A woman who had had a hemorrhage for twelve years, and had endured much at the hands of many physicians, and had spent all that she had and was not helped at all, but rather had grown worse–after hearing about Jesus, she came up in the crowd behind Him and touched His cloak. For she thought, “If I just touch His garments, I will get well.” Immediately the flow of her blood was dried up; and she felt in her body that she was healed of her affliction. Immediately Jesus, perceiving in Himself that the power proceeding from Him had gone forth, turned around in the crowd and said, “Who touched My garments?” And His disciples said to Him, “You see the crowd pressing in on You, and You say, ‘Who touched Me?'” And He looked around to see the woman who had done this. But the woman fearing and trembling, aware of what had happened to her, came and fell down before Him and told Him the whole truth. And He said to her, “Daughter, your faith has made you well; go in peace and be healed of your affliction.” Mark 5:25-34 (NASB)

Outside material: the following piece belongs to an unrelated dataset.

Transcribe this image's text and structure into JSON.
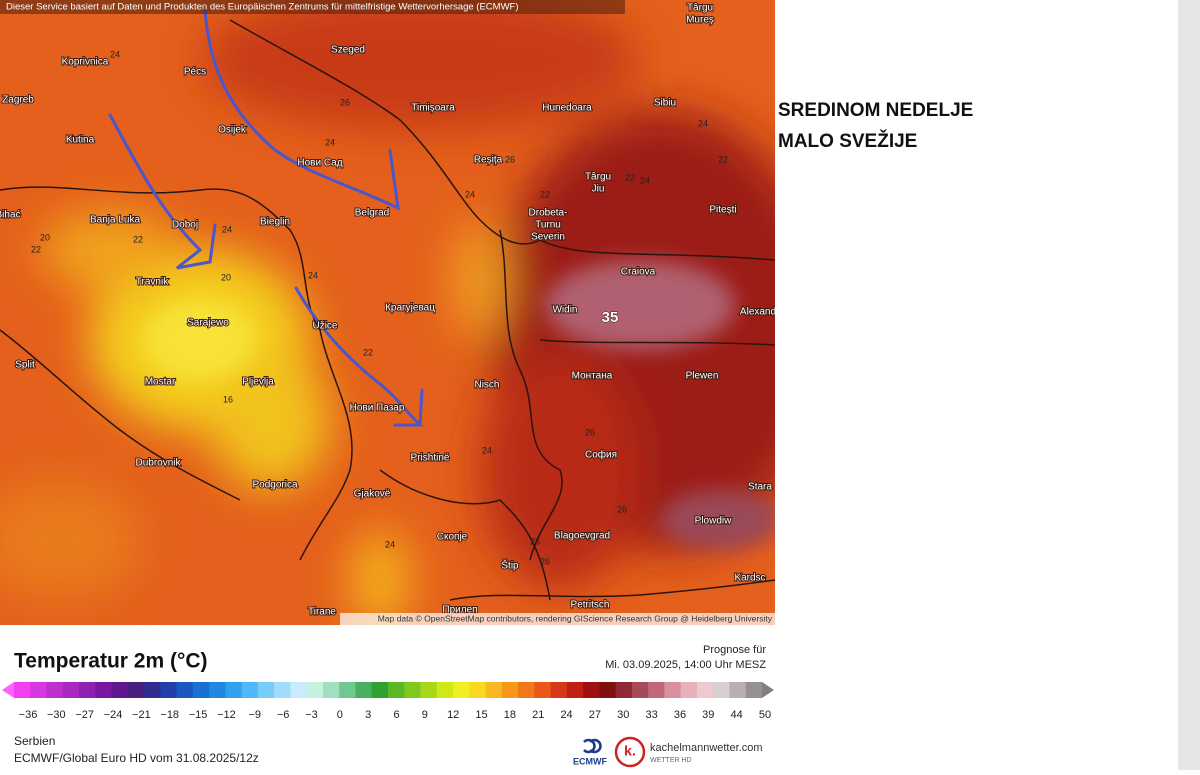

Above, I pretty much admitted … ‘God you had your chance. Now its time for my urologist to do his magic.’ Sad but true. The lesson of the hemorrhaging woman is a powerful message for me. For 12 years, she had seen physician after physician … only to find she was worse off than when she began. And then by faith, she finally realized her primary Physician was Jesus … and she was healed of her affliction.
Now please don’t misunderstand me … in the kingdom of God … in God’s plan and purpose … physicians do indeed have a place. But it is not a place of gods … and oftentimes I … and maybe you as well … treat them as such. Unfairly, I might add. From time to time, I need to be reminded: It is God not my doctors … that heals me.
Just like God has made us ambassadors of reconciliation, I imagine our doctors should be considered ambassadors of healing. While we and they can do great things … only God can reconcile and heal.
Thanks for the reminder Lord … thanks for the reminder!